# Looking for gas money. Fish out of Destin in a nice fast 29 Donzi zf.



## AaronBarnes

Hi, 



I am looking for fishing Buddies in the Destin area to throw in on gas. 

The boat tops out at 65 mph. Is a center console fishing machine. 

I live on the water and can have the boat wet in minutes....



We can be as cheap as you like with the gas. 

Almost when ever you want. To fish for whatever. 

I have seats for six. I want no more than 6 people on the boat.



I Have good numbers.... As close as 7 miles.





Aaron


----------



## AaronBarnes

Here the boat.... 

Stepped HULL

60+ MPH

twin 225

retailed New way over 100K



I am looking for a few people @ $100 per head to go far away. (the nipple, elbow



or 



$100 total to get on some fish 



I live on the water. 

I can have the boat filled up with gas and ice the night before.


----------



## dailysaw

man thats a super deal and what a fine rig!


----------



## AaronBarnes

Thank you. 

I am not looking to make money. (real estate wise. i am always looking to make money)

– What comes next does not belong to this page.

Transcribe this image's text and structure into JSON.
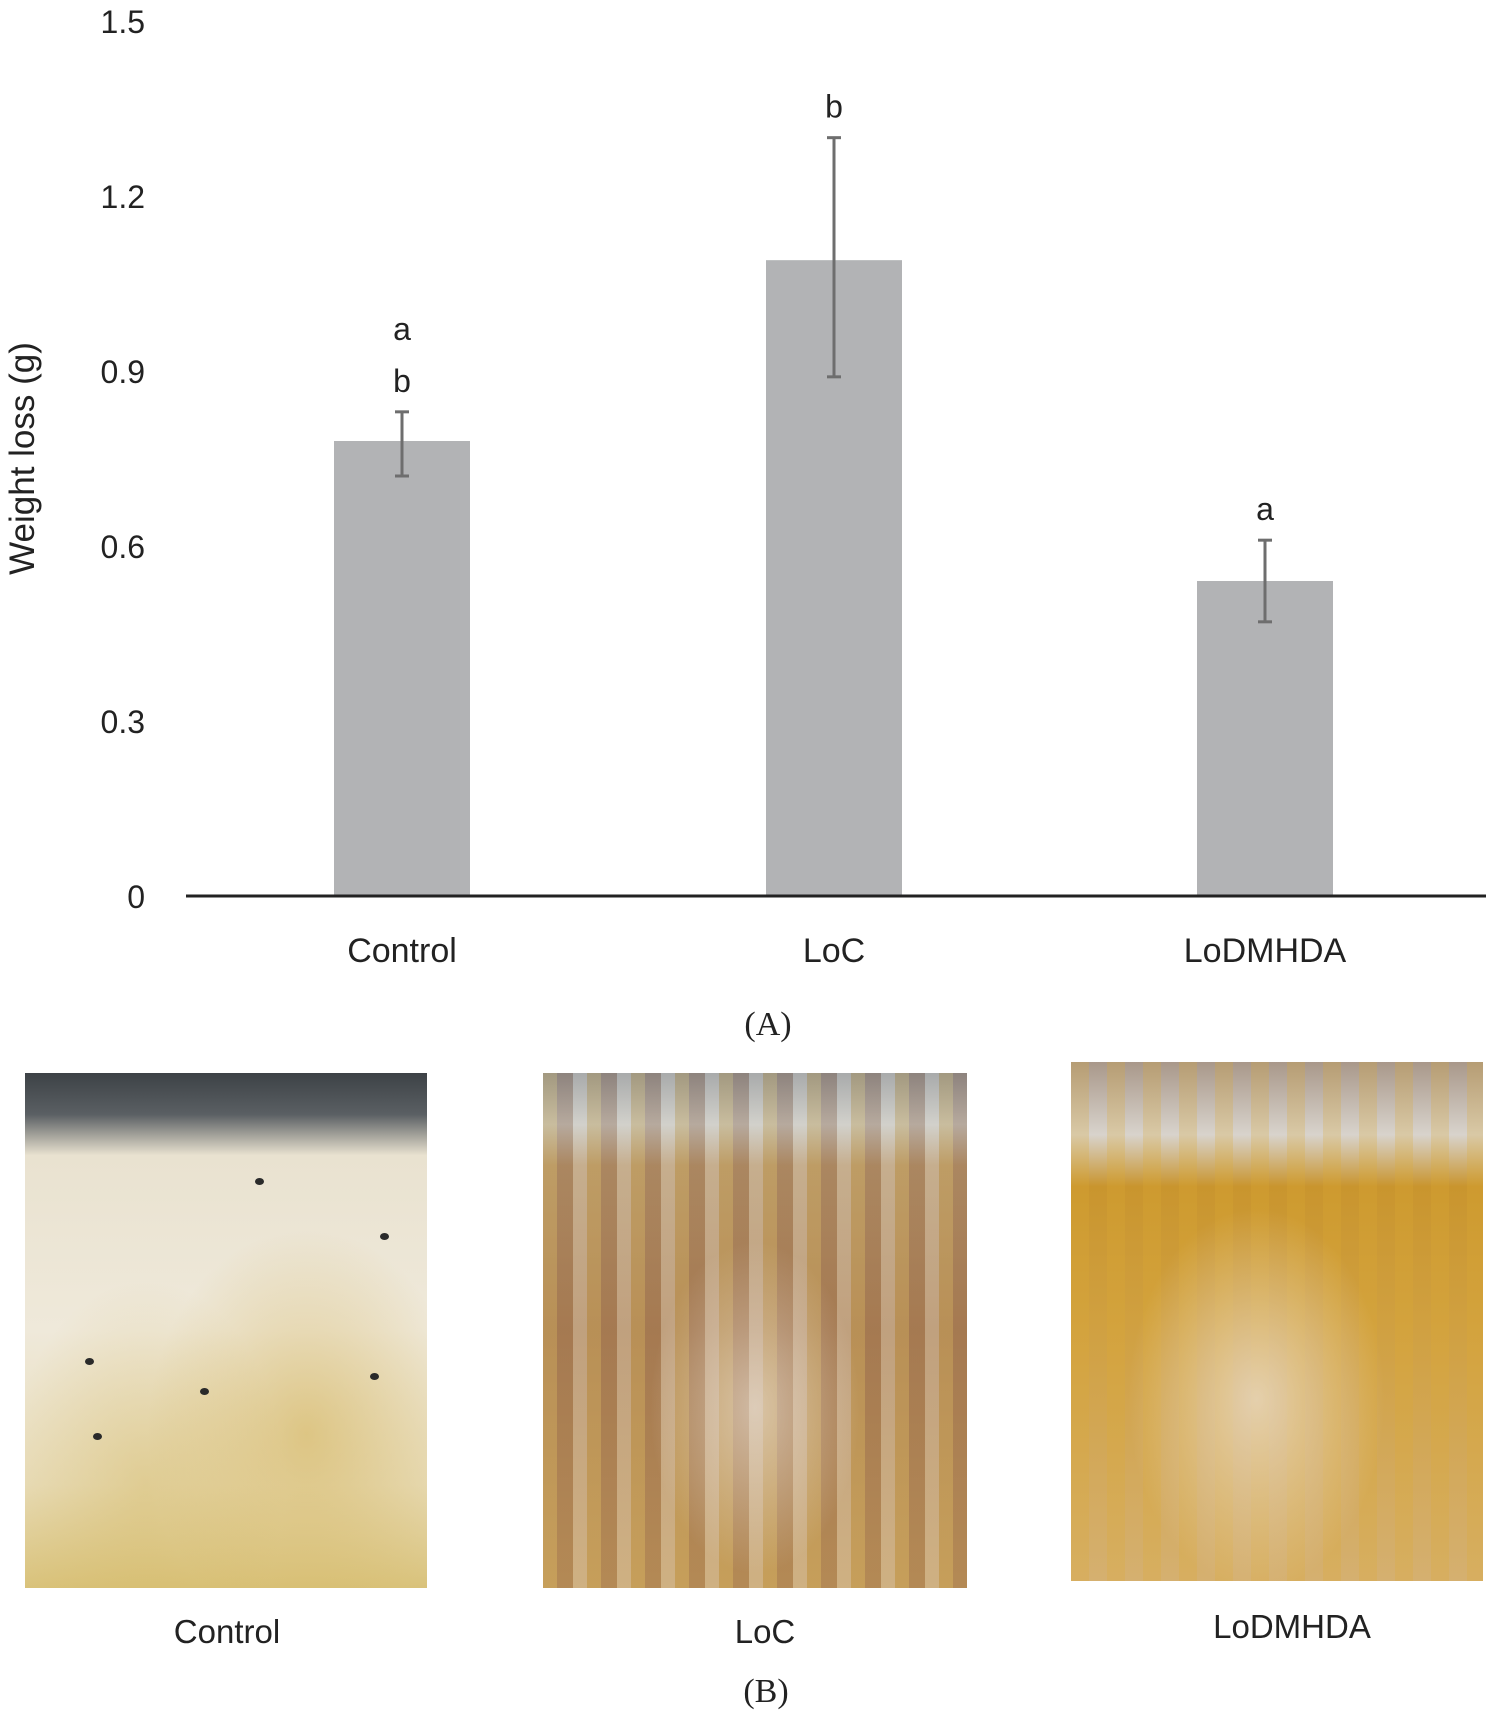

I just really enjoy fishing.



Sunday looking like a nice day for a nice day trip. 

I am gonna call all the nice Pff fishermen who contacted me,

And I am always looking for more.



Don't know where we will go but the nipple seems HOT

let me know......

just need gas, ice, fish, food, and anything else you want to bring ;-)





Aaron


----------



## Ras24i

If still available for Sun. , I am interested. I emailed you yesterday,...tell me when and where. I'll be there, I am good for a $100 + bait, have all my own gear.

Todd Field


----------



## AaronBarnes

good news and bad news....



I sold the boat and got divorced... 

still fish... just less

have a little plastic boat(10') and motor... 

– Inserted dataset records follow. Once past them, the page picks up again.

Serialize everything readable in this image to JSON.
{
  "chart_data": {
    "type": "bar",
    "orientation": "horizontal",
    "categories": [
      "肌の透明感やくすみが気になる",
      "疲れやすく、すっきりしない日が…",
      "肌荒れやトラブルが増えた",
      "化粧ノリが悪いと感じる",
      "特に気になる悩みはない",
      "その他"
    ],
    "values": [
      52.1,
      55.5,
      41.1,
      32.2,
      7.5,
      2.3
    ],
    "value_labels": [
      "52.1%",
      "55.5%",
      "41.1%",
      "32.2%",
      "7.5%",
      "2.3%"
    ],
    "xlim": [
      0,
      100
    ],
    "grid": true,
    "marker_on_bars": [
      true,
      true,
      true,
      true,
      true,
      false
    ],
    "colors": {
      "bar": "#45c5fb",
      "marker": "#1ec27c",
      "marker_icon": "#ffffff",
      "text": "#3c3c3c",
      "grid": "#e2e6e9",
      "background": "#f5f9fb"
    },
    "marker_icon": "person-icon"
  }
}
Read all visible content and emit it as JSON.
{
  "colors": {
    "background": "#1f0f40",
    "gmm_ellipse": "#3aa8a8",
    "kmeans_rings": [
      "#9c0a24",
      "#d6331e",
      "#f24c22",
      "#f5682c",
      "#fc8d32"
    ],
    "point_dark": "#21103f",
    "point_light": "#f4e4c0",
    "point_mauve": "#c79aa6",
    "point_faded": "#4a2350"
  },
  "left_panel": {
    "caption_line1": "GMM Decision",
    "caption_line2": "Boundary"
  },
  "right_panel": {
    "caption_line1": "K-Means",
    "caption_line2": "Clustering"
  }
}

always looking for a ride... 

i'm now a single dad with 2 little kids(1+5) 

so try to give me a day or so.... 



Aaron


----------



## User6882

sorry to hear that, good luck with your boys


----------



## BuckWild

I've still got mine and am usually looking for others to fish. I still have your number and will give you a shout next time I head out!


----------



## amnbowser

I am interested in doing some fishing I got a 23 ft aquasport that I still have stroed in panama city. Let me know if anyone needs someone for a fishing partner I am down to help with gas. I can take some people out when I get my boat moved up here in the spring. Just looking to meet new people.


----------



## blanetankersley

can i get a number so i can contact you? i'll put up the money and help with the boat


----------